Samson Mow, a vocal Bitcoin supporter and CEO of Jan3 Company, which helps to recruit BTC, has again filmed JAB with Ethereum, the second largest cryptocurrency.
Mow commented on the price as ETH reached its last seen low in October 2023.
Samson Mo's anti-ethereum statement
Samson Mow revisited the tweet that he published on August 23, 2022. This is $1,600 per coin when Ethereum trades at roughly the same price as it is now. Bitcoin traded that day at $21,600. Now, Ethereum is changing its hands at $1,589 after plunging 5.24% in the last 24 hours.
Ethereum is still overrated. https://t.co/4oeqacqmlv
– Samson Mow (@excellion) April 10, 2025
It was October 2023 when Ethereum fell to those lows in the last period.
But before that, ETH showed a surge in prices on Wednesday. Following Bitcoin's 8.51% rise and price trajectory, both initially printed giant green candles.
This was the BTC's response to the suspension of additional trade tariffs implemented by US President Donald Trump in 180 countries. They were particularly heavy in China – over 100% in total – the country rejected Trump's request to eliminate 34% tariffs on all American goods that enter the country.
Mow criticizes Trump's trade war with China
In a previously published tweet, Mow shared his views on a significant increase in trade tariffs in China. While many seem to believe the move will represent a victory, bring more jobs to the US and expand local production, the JAN3 boss doubts the measure will have such a positive effect on the US economy.

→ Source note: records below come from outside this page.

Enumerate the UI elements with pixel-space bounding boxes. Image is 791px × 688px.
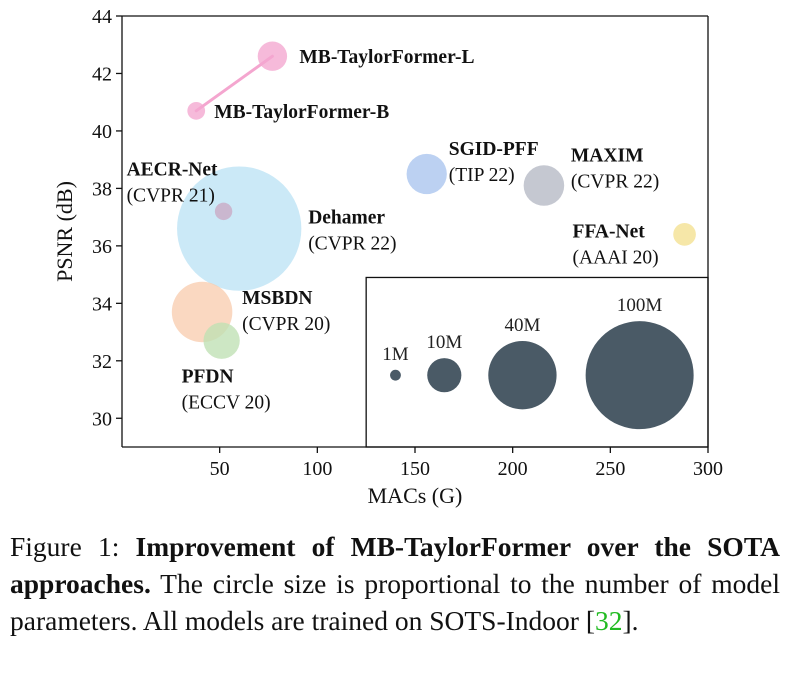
- label-mb-taylorformer-l: MB-TaylorFormer-L: [299, 47, 474, 68]
- venue-ffa-net: (AAAI 20): [573, 247, 659, 268]
- size-legend-label-40m: 40M: [504, 315, 540, 336]
- y-tick-label-36: 36: [92, 236, 112, 258]
- caption-text: The circle size is proportional to the n…: [10, 568, 780, 636]
- x-tick-label-200: 200: [498, 458, 528, 480]
- label-maxim: MAXIM: [571, 146, 644, 167]
- y-tick-label-38: 38: [92, 178, 112, 200]
- caption-suffix: ].: [622, 605, 639, 636]
- size-legend-label-10m: 10M: [426, 332, 462, 353]
- bubble-ffa-net: [673, 223, 696, 246]
- label-aecr-net: AECR-Net: [127, 159, 218, 180]
- x-tick-label-300: 300: [693, 458, 723, 480]
- venue-sgid-pff: (TIP 22): [449, 165, 515, 186]
- x-tick-label-150: 150: [400, 458, 430, 480]
- bubble-aecr-net: [214, 202, 233, 221]
- chart: 1M 10M 40M 100M 50 100 150 200 250 300 30 32 34 36 38…: [52, 6, 723, 508]
- y-tick-label-44: 44: [92, 6, 112, 28]
- venue-maxim: (CVPR 22): [571, 172, 659, 193]
- x-axis-label: MACs (G): [368, 483, 463, 508]
- label-ffa-net: FFA-Net: [573, 221, 646, 242]
- bubble-dehamer: [177, 166, 302, 291]
- citation-link[interactable]: 32: [594, 605, 623, 636]
- bubble-mb-taylorformer-b: [187, 101, 206, 120]
- bubble-sgid-pff: [406, 153, 447, 195]
- caption-prefix: Figure 1:: [10, 531, 136, 562]
- connector-line: [194, 54, 274, 113]
- y-tick-label-34: 34: [92, 293, 112, 315]
- x-tick-label-250: 250: [595, 458, 625, 480]
- size-legend-circle-40m: [488, 341, 557, 410]
- y-tick-label-32: 32: [92, 351, 112, 373]
- y-axis-label: PSNR (dB): [52, 181, 77, 282]
- label-mb-taylorformer-b: MB-TaylorFormer-B: [214, 102, 389, 123]
- x-tick-label-50: 50: [210, 458, 230, 480]
- venue-dehamer: (CVPR 22): [308, 234, 396, 255]
- size-legend-label-1m: 1M: [382, 344, 409, 365]
- y-tick-label-40: 40: [92, 121, 112, 143]
- size-legend-circle-10m: [427, 358, 462, 393]
- y-tick-label-42: 42: [92, 63, 112, 85]
- size-legend-circle-100m: [585, 321, 694, 430]
- label-sgid-pff: SGID-PFF: [449, 139, 539, 160]
- venue-msbdn: (CVPR 20): [242, 314, 330, 335]
- y-tick-label-30: 30: [92, 408, 112, 430]
- venue-aecr-net: (CVPR 21): [127, 185, 215, 206]
- caption-bold: Improvement of MB-TaylorFormer over the …: [10, 531, 780, 599]
- bubble-pfdn: [203, 322, 240, 359]
- size-legend-label-100m: 100M: [617, 295, 663, 316]
- venue-pfdn: (ECCV 20): [182, 393, 271, 414]
- label-dehamer: Dehamer: [308, 208, 385, 229]
- bubble-mb-taylorformer-l: [257, 41, 288, 71]
- bubble-maxim: [523, 165, 565, 206]
- size-legend-circle-1m: [390, 369, 401, 381]
- label-pfdn: PFDN: [182, 367, 234, 388]
- x-tick-label-100: 100: [302, 458, 332, 480]
- label-msbdn: MSBDN: [242, 288, 312, 309]
- figure-caption: Figure 1: Improvement of MB-TaylorFormer…: [10, 528, 780, 639]
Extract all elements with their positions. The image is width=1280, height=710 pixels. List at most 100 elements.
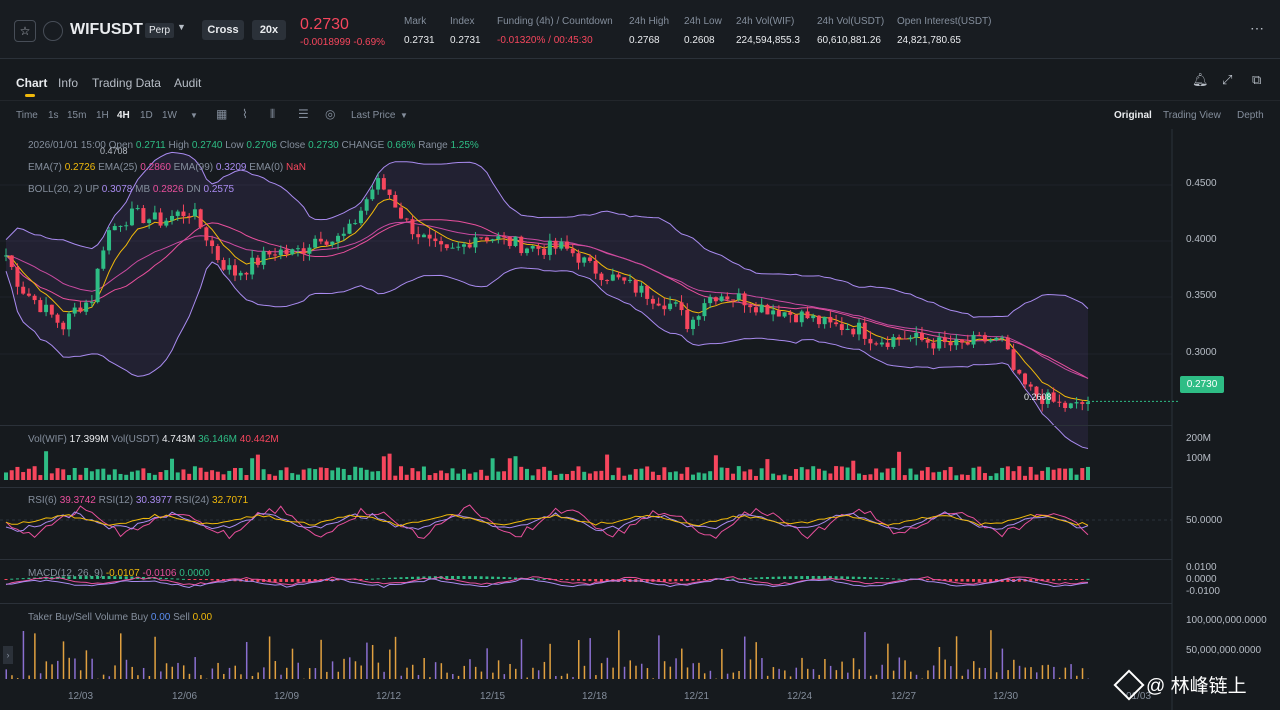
price-chart-svg[interactable]: [0, 129, 1280, 710]
candle-body: [393, 194, 398, 208]
taker-volume-bar: [331, 661, 334, 679]
volume-bar: [587, 473, 592, 480]
view-trading-view[interactable]: Trading View: [1163, 110, 1221, 121]
macd-histogram-bar: [863, 577, 867, 579]
taker-volume-bar: [463, 665, 465, 679]
symbol-name[interactable]: WIFUSDT: [70, 21, 143, 38]
candle-body: [9, 255, 14, 268]
symbol-dropdown-icon[interactable]: ▼: [177, 22, 186, 32]
macd-histogram-bar: [1040, 579, 1044, 582]
volume-bar: [267, 474, 272, 480]
volume-bar: [857, 473, 862, 480]
price-type-select[interactable]: Last Price: [351, 110, 396, 121]
stat-6: 24h Vol(USDT) 60,610,881.26: [817, 16, 884, 46]
macd-histogram-bar: [267, 579, 271, 582]
interval-1d[interactable]: 1D: [140, 110, 153, 121]
volume-bar: [748, 469, 753, 480]
taker-volume-bar: [154, 636, 156, 679]
interval-4h[interactable]: 4H: [117, 110, 130, 121]
collapse-panel-icon[interactable]: ›: [3, 646, 13, 664]
macd-histogram-bar: [462, 576, 466, 579]
taker-volume-bar: [469, 659, 471, 679]
candle-body: [78, 307, 83, 312]
time-label[interactable]: Time: [16, 110, 38, 121]
macd-histogram-bar: [874, 577, 878, 579]
taker-volume-bar: [566, 673, 569, 679]
taker-volume-bar: [360, 665, 362, 679]
taker-volume-bar: [881, 664, 883, 679]
view-original[interactable]: Original: [1114, 110, 1152, 121]
interval-15m[interactable]: 15m: [67, 110, 87, 121]
target-icon[interactable]: ◎: [325, 107, 336, 121]
candle-body: [753, 307, 758, 313]
alert-bell-icon[interactable]: 🔔︎: [1192, 72, 1209, 87]
expand-icon[interactable]: ⤢: [1222, 72, 1233, 87]
popout-icon[interactable]: ⧉: [1252, 72, 1262, 87]
interval-dropdown-icon[interactable]: ▼: [190, 111, 198, 120]
calendar-icon[interactable]: ▦: [216, 107, 228, 121]
candle-body: [456, 246, 461, 248]
settings-list-icon[interactable]: ☰: [298, 107, 309, 121]
open-value: 0.2711: [135, 140, 166, 151]
candle-body: [141, 208, 146, 224]
candle-body: [713, 297, 718, 302]
boll-mb-value: 0.2826: [152, 184, 184, 195]
candle-body: [645, 285, 650, 299]
candle-body: [238, 272, 243, 276]
volume-bar: [295, 474, 300, 480]
indicators-icon[interactable]: ⌇: [242, 107, 248, 121]
open-label: Open: [108, 140, 134, 151]
candle-body: [776, 310, 781, 317]
low-value: 0.2706: [246, 140, 277, 151]
macd-histogram-bar: [926, 579, 930, 581]
volume-bar: [456, 473, 461, 480]
price-type-dropdown-icon[interactable]: ▼: [400, 111, 408, 120]
volume-bar: [839, 466, 844, 480]
volume-bar: [605, 454, 610, 480]
tab-chart[interactable]: Chart: [16, 76, 48, 90]
macd-histogram-bar: [61, 576, 65, 579]
taker-volume-bar: [927, 670, 929, 679]
margin-mode-button[interactable]: Cross: [202, 20, 244, 40]
tab-info[interactable]: Info: [58, 76, 79, 90]
taker-volume-bar: [257, 672, 259, 679]
stat-value: 0.2731: [450, 35, 481, 46]
chart-type-icon[interactable]: ⫴: [270, 107, 276, 121]
tab-trading-data[interactable]: Trading Data: [92, 76, 161, 90]
candle-body: [301, 248, 306, 254]
leverage-button[interactable]: 20x: [252, 20, 286, 40]
stat-label: 24h Vol(WIF): [736, 16, 795, 27]
taker-volume-bar: [400, 675, 403, 679]
volume-bar: [650, 471, 655, 480]
macd-histogram-bar: [725, 578, 729, 580]
stat-label: Open Interest(USDT): [897, 16, 992, 27]
volume-bar: [72, 468, 77, 480]
volume-bar: [994, 473, 999, 480]
candle-body: [255, 257, 260, 265]
macd-histogram-bar: [565, 579, 569, 581]
vol-ma1-value: 36.146M: [198, 434, 238, 445]
taker-volume-bar: [681, 648, 683, 679]
more-options-icon[interactable]: ⋯: [1250, 20, 1264, 36]
tab-audit[interactable]: Audit: [174, 76, 202, 90]
macd-histogram-bar: [479, 576, 483, 579]
taker-volume-bar: [789, 676, 792, 679]
volume-bar: [238, 468, 243, 480]
favorite-star-icon[interactable]: ☆: [14, 20, 36, 42]
chart-area[interactable]: 2026/01/01 15:00 Open 0.2711 High 0.2740…: [0, 129, 1280, 710]
taker-volume-bar: [1035, 672, 1038, 679]
candle-body: [15, 267, 20, 287]
candle-body: [513, 236, 518, 247]
interval-1s[interactable]: 1s: [48, 110, 59, 121]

Mow openly opposes the overall celebration mood on these tariffs and says he wants to hear how to “enable employment and production in the United States.” The problem is that according to the boss of Jan3 here, the production connection between the two countries is too close and tight. Under the huge tariffs from both sides, the US continues to have a “higher input costs of raw materials and components,” and a shortage of engineering skills,” while the US “virtually no manufacturing infrastructure.”
So Bescent says it's time for Main Street to take over. In this economy, who is trying to set up capital to build factories and build supply chains? Who can hire workers to create widgets? Main Street is pretty broken. You can't build infrastructure or pay your admirers to workers.
– Samson Mow (@excellion) April 9, 2025
“Who can hire workers to make widgets? Main Street is pretty broken. You can't build infrastructure or pay workers who have praise,” Mow said, adding a post to his X-thread.